The Aircada CLI processes this scene data to generate src/registry/scene.registry, a comprehensive bridge that allows Operators to reference scene objects with full TypeScript safety.
To ensure clean development, the registry is architected into three layers: Raw IDs, Operator Refs (Facades), and Data Registries.
Layer 3: Data Registries (The Source of Truth)#
When to use:
1. When you need context about what exists in the scene (e.g., light positions).
2. When identifying object relationships (e.g., shared material IDs).
Agent Heuristic: Treat this layer as Read-Only Context. Never attempt to mutate these registries at runtime.

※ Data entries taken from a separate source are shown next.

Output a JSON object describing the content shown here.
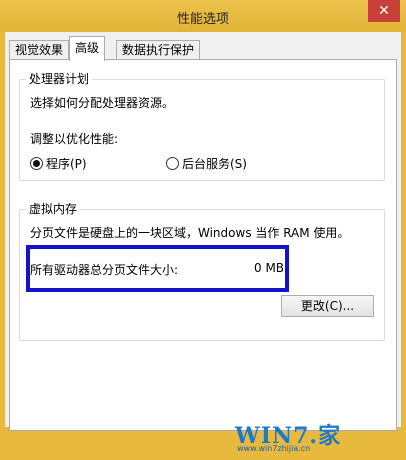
{
  "window": {
    "title": "性能选项",
    "close_glyph": "✕"
  },
  "tabs": [
    {
      "label": "视觉效果",
      "active": false
    },
    {
      "label": "高级",
      "active": true
    },
    {
      "label": "数据执行保护",
      "active": false
    }
  ],
  "processor": {
    "legend": "处理器计划",
    "description": "选择如何分配处理器资源。",
    "adjust_label": "调整以优化性能:",
    "options": [
      {
        "label": "程序(P)",
        "selected": true
      },
      {
        "label": "后台服务(S)",
        "selected": false
      }
    ]
  },
  "virtual_memory": {
    "legend": "虚拟内存",
    "description": "分页文件是硬盘上的一块区域，Windows 当作 RAM 使用。",
    "total_label": "所有驱动器总分页文件大小:",
    "total_value": "0 MB",
    "change_button": "更改(C)..."
  },
  "watermark": {
    "brand": "WIN7.",
    "char": "家",
    "url": "www.win7zhijia.cn"
  },
  "colors": {
    "title_bar": "#e7ba3e",
    "highlight": "#1313c8",
    "close": "#c7413a"
  }
}
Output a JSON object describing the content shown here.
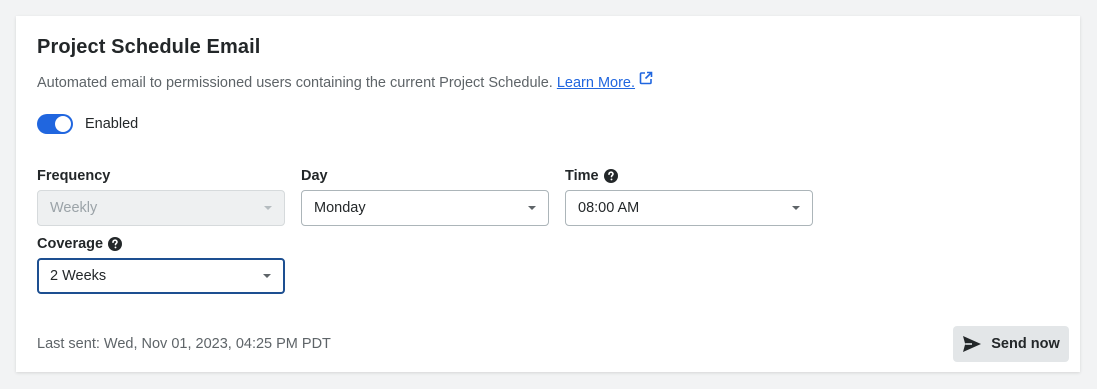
{
  "card": {
    "title": "Project Schedule Email",
    "description": "Automated email to permissioned users containing the current Project Schedule.",
    "learn_more_label": "Learn More."
  },
  "toggle": {
    "label": "Enabled",
    "state": "on"
  },
  "fields": {
    "frequency": {
      "label": "Frequency",
      "value": "Weekly",
      "disabled": true
    },
    "day": {
      "label": "Day",
      "value": "Monday"
    },
    "time": {
      "label": "Time",
      "value": "08:00 AM"
    },
    "coverage": {
      "label": "Coverage",
      "value": "2 Weeks",
      "focused": true
    }
  },
  "footer": {
    "last_sent": "Last sent: Wed, Nov 01, 2023, 04:25 PM PDT",
    "send_now_label": "Send now"
  },
  "colors": {
    "accent": "#2066df",
    "focus_border": "#1d4f91",
    "button_bg": "#e3e6e8"
  },
  "icons": {
    "external_link": "external-link-icon",
    "help": "help-circle-icon",
    "dropdown": "caret-down-icon",
    "send": "paper-plane-icon"
  }
}
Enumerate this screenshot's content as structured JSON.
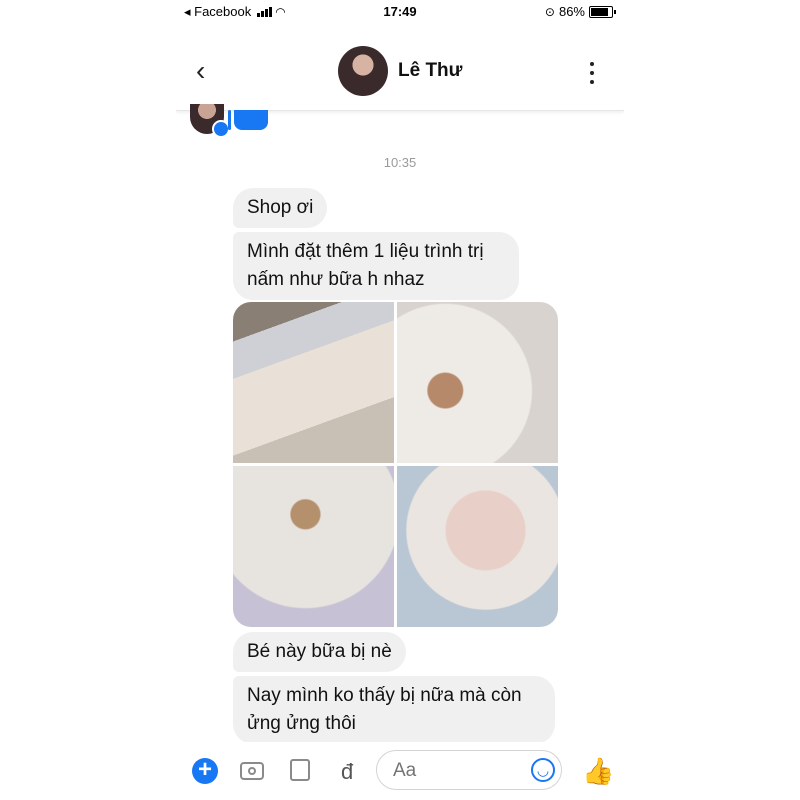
{
  "status_bar": {
    "carrier": "◂ Facebook",
    "time": "17:49",
    "battery": "86%"
  },
  "header": {
    "contact_name": "Lê Thư",
    "back_icon": "chevron-left-icon",
    "more_icon": "vertical-dots-icon"
  },
  "chat": {
    "timestamp": "10:35",
    "messages": [
      {
        "text": "Shop ơi"
      },
      {
        "text": "Mình đặt thêm 1 liệu trình trị nấm như bữa h nhaz"
      },
      {
        "text": "Bé này bữa bị nè"
      },
      {
        "text": "Nay mình ko thấy bị nữa mà còn ửng ửng thôi"
      }
    ]
  },
  "composer": {
    "placeholder": "Aa",
    "currency_symbol": "đ",
    "plus_icon": "plus-icon",
    "camera_icon": "camera-icon",
    "gallery_icon": "gallery-icon",
    "emoji_icon": "emoji-icon",
    "like_icon": "thumbs-up-icon",
    "accent_color": "#1877f2"
  }
}
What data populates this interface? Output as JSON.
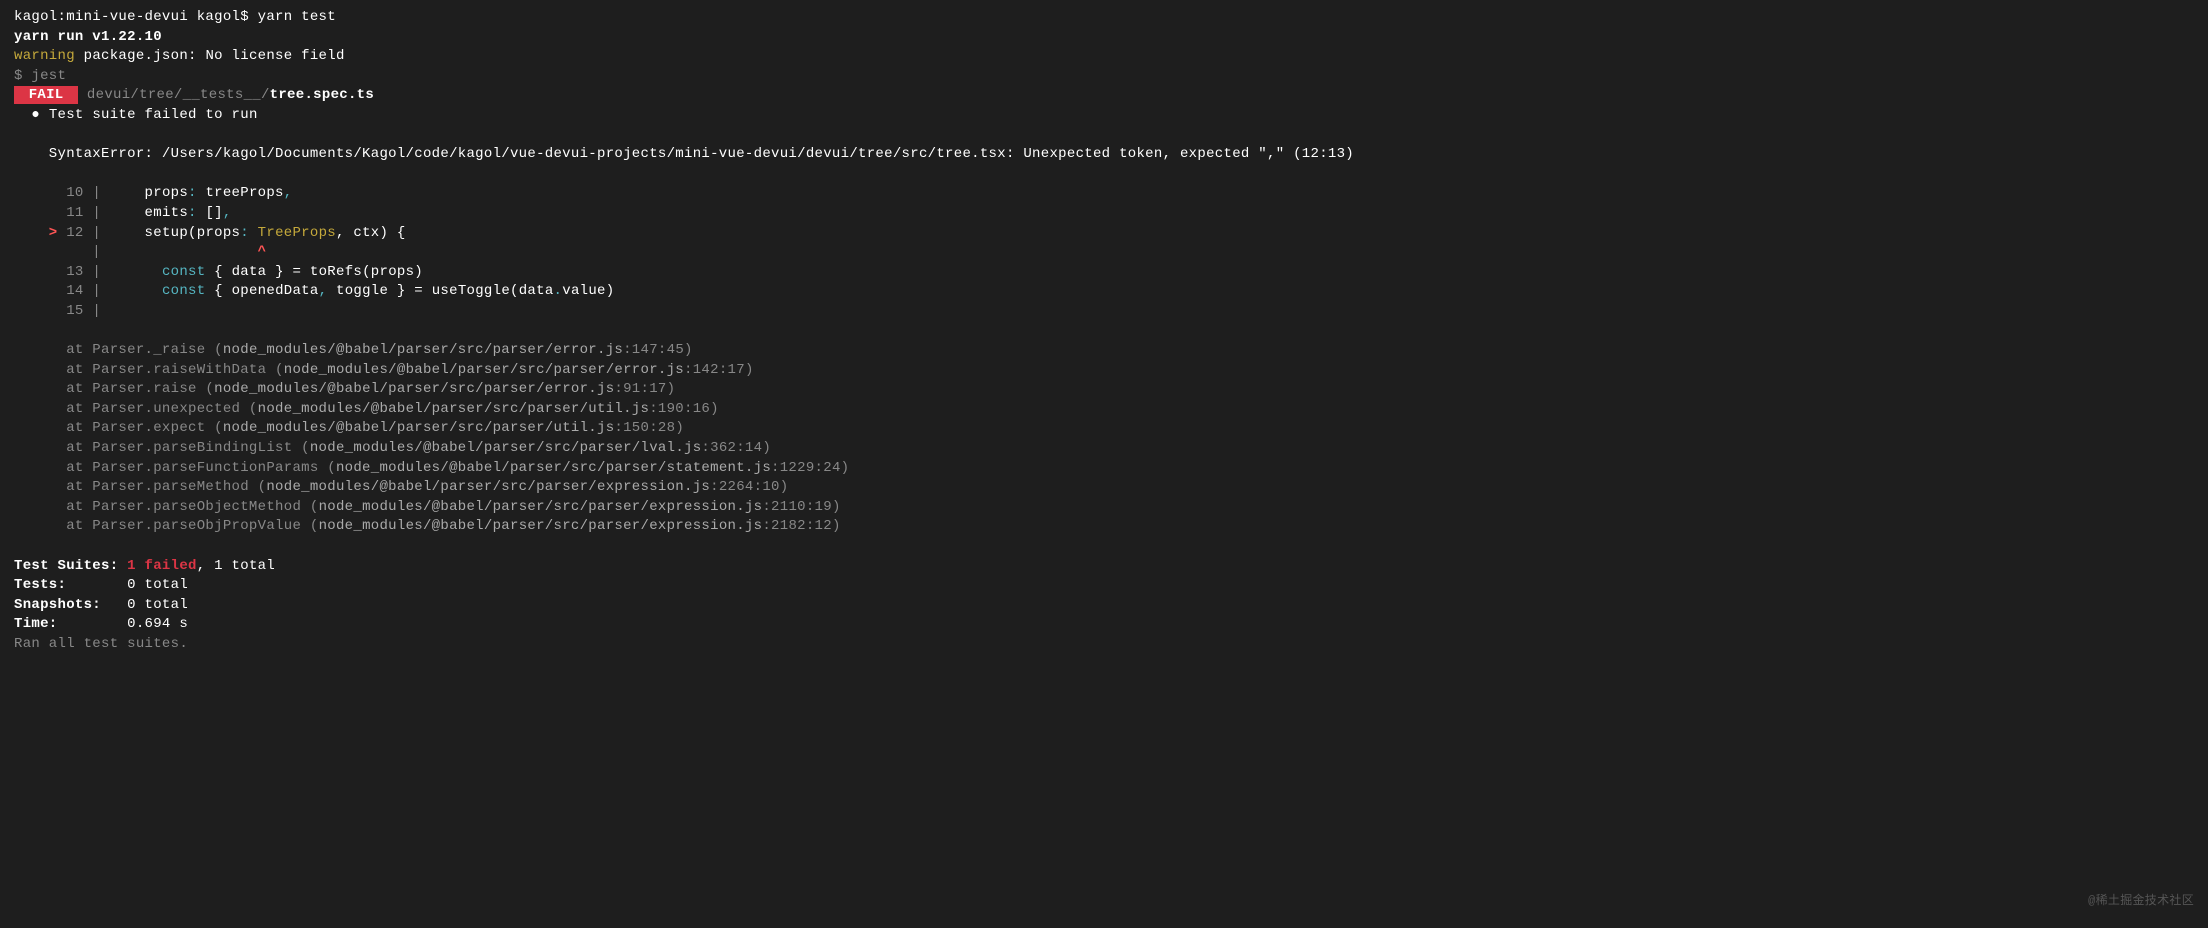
{
  "prompt": {
    "user_host": "kagol:mini-vue-devui kagol$ ",
    "command": "yarn test"
  },
  "yarn_run": "yarn run v1.22.10",
  "warning_label": "warning",
  "warning_msg": " package.json: No license field",
  "jest_cmd": "$ jest",
  "fail_badge": " FAIL ",
  "test_path_prefix": " devui/tree/__tests__/",
  "test_path_file": "tree.spec.ts",
  "suite_fail_prefix": "  ● ",
  "suite_fail_msg": "Test suite failed to run",
  "syntax_error": "    SyntaxError: /Users/kagol/Documents/Kagol/code/kagol/vue-devui-projects/mini-vue-devui/devui/tree/src/tree.tsx: Unexpected token, expected \",\" (12:13)",
  "code": {
    "ln10": {
      "num": "      10",
      "pipe": " | ",
      "text": "    props",
      "colon": ":",
      "rest": " treeProps",
      "comma": ","
    },
    "ln11": {
      "num": "      11",
      "pipe": " | ",
      "text": "    emits",
      "colon": ":",
      "rest": " []",
      "comma": ","
    },
    "ln12": {
      "marker": "    > ",
      "num": "12",
      "pipe": " | ",
      "text": "    setup(props",
      "colon": ":",
      "type": " TreeProps",
      "rest": ", ctx) {"
    },
    "caret": {
      "pad": "         | ",
      "mark": "                 ^"
    },
    "ln13": {
      "num": "      13",
      "pipe": " | ",
      "pad": "      ",
      "kw": "const",
      "rest": " { data } = toRefs(props)"
    },
    "ln14": {
      "num": "      14",
      "pipe": " | ",
      "pad": "      ",
      "kw": "const",
      "rest1": " { openedData",
      "comma": ",",
      "rest2": " toggle } = useToggle(data",
      "dot": ".",
      "rest3": "value)"
    },
    "ln15": {
      "num": "      15",
      "pipe": " | "
    }
  },
  "stack": [
    {
      "prefix": "      at Parser._raise (",
      "path": "node_modules/@babel/parser/src/parser/error.js",
      "loc": ":147:45",
      "close": ")"
    },
    {
      "prefix": "      at Parser.raiseWithData (",
      "path": "node_modules/@babel/parser/src/parser/error.js",
      "loc": ":142:17",
      "close": ")"
    },
    {
      "prefix": "      at Parser.raise (",
      "path": "node_modules/@babel/parser/src/parser/error.js",
      "loc": ":91:17",
      "close": ")"
    },
    {
      "prefix": "      at Parser.unexpected (",
      "path": "node_modules/@babel/parser/src/parser/util.js",
      "loc": ":190:16",
      "close": ")"
    },
    {
      "prefix": "      at Parser.expect (",
      "path": "node_modules/@babel/parser/src/parser/util.js",
      "loc": ":150:28",
      "close": ")"
    },
    {
      "prefix": "      at Parser.parseBindingList (",
      "path": "node_modules/@babel/parser/src/parser/lval.js",
      "loc": ":362:14",
      "close": ")"
    },
    {
      "prefix": "      at Parser.parseFunctionParams (",
      "path": "node_modules/@babel/parser/src/parser/statement.js",
      "loc": ":1229:24",
      "close": ")"
    },
    {
      "prefix": "      at Parser.parseMethod (",
      "path": "node_modules/@babel/parser/src/parser/expression.js",
      "loc": ":2264:10",
      "close": ")"
    },
    {
      "prefix": "      at Parser.parseObjectMethod (",
      "path": "node_modules/@babel/parser/src/parser/expression.js",
      "loc": ":2110:19",
      "close": ")"
    },
    {
      "prefix": "      at Parser.parseObjPropValue (",
      "path": "node_modules/@babel/parser/src/parser/expression.js",
      "loc": ":2182:12",
      "close": ")"
    }
  ],
  "summary": {
    "suites_label": "Test Suites: ",
    "suites_fail": "1 failed",
    "suites_rest": ", 1 total",
    "tests_label": "Tests:       ",
    "tests_val": "0 total",
    "snaps_label": "Snapshots:   ",
    "snaps_val": "0 total",
    "time_label": "Time:        ",
    "time_val": "0.694 s",
    "ran": "Ran all test suites."
  },
  "watermark": "@稀土掘金技术社区"
}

Decorator Behavior: @SceneObjectProperty#
The @SceneObjectProperty() decorator tells the Aircada engine that a property expects a reference to another 3D object in the scene.
Studio Integration
Properties using this decorator are automatically exposed in the Studio UI as selection buttons on the Operator's configuration panel.
Nullable Initialization
You can safely initialize these properties with null or leave them blank. This allows designers in the Studio to pick the target object visually.
Automatic Hydration
At runtime, the engine injects the hydrated object (e.g., a ModelObject) into the property before the @Setup() method is called.
Layer 2: Operator Refs (The Magic Facades)#
This layer wraps raw IDs in a sceneObjectRef<T>(id) facade. It tells the compiler the string is a functional 3D object.
When to use: Specifically for assigning static default values to properties decorated with @SceneObjectProperty().
Agent Heuristic: NEVER attempt to read properties (like .transform) directly off SceneObjects.KEY inside logic blocks. The engine only hydrates these after assignment to a decorated property.
@SceneObjectProperty()
defaultShoe: ModelObject = SceneObjects.UPLOADED_OBJECT_1;Example: SceneObjectProperty in an Operator#
When an Operator needs to declare a relationship with another 3D object in the scene, use @SceneObjectProperty(). You should initialize it using the Layer 2 Operator Refs (e.g., SceneObjects) imported from the registry.
import { Setup, Operator, SceneObjectProperty, Context, ModelObject, AircadaContext } from "@aircada/spec";
import { SceneObjects } from "../registry/scene.registry";
@Operator({
name: "Focus Controller",
type: "FOCUS_CONTROLLER"
})
export class FocusController {
@Context()
air!: AircadaContext;
// 1. Declare the property and strongly type the expected hydrated object (e.g., ModelObject)
// 2. Initialize using the Layer 2 Operator Ref.
@SceneObjectProperty()
focusTarget: ModelObject = SceneObjects.UPLOADED_OBJECT_1;
@Setup()
setup() {
// Hydration happens automatically. The reference tells the engine which
// 3D object this operator targets without needing imperative lookup code.
}
}Layer 1: Raw IDs (The Master Indexes)#
When to use:
1. When an external system (network/dataset) provides a string ID.
2. When looking up an object's initial state in the Data Registry (Layer 3).
3. When logging or debugging sync issues.
Agent Heuristic: If an API specifically asks for an id: string, use this layer.
Studio Configuration & CLI Hydration#
In Aircada, the Studio acts as the primary environment for scene composition. Developers place objects, configure lighting, and assign materials visually.
When you run a sync via the CLI, the system generates or updates the project-registry.ts file. This file contains a snapshot of all static IDs and registries.
This registry is critical for Operators to 'hook' into the scene without needing to perform slow or error-prone string-based lookups at runtime.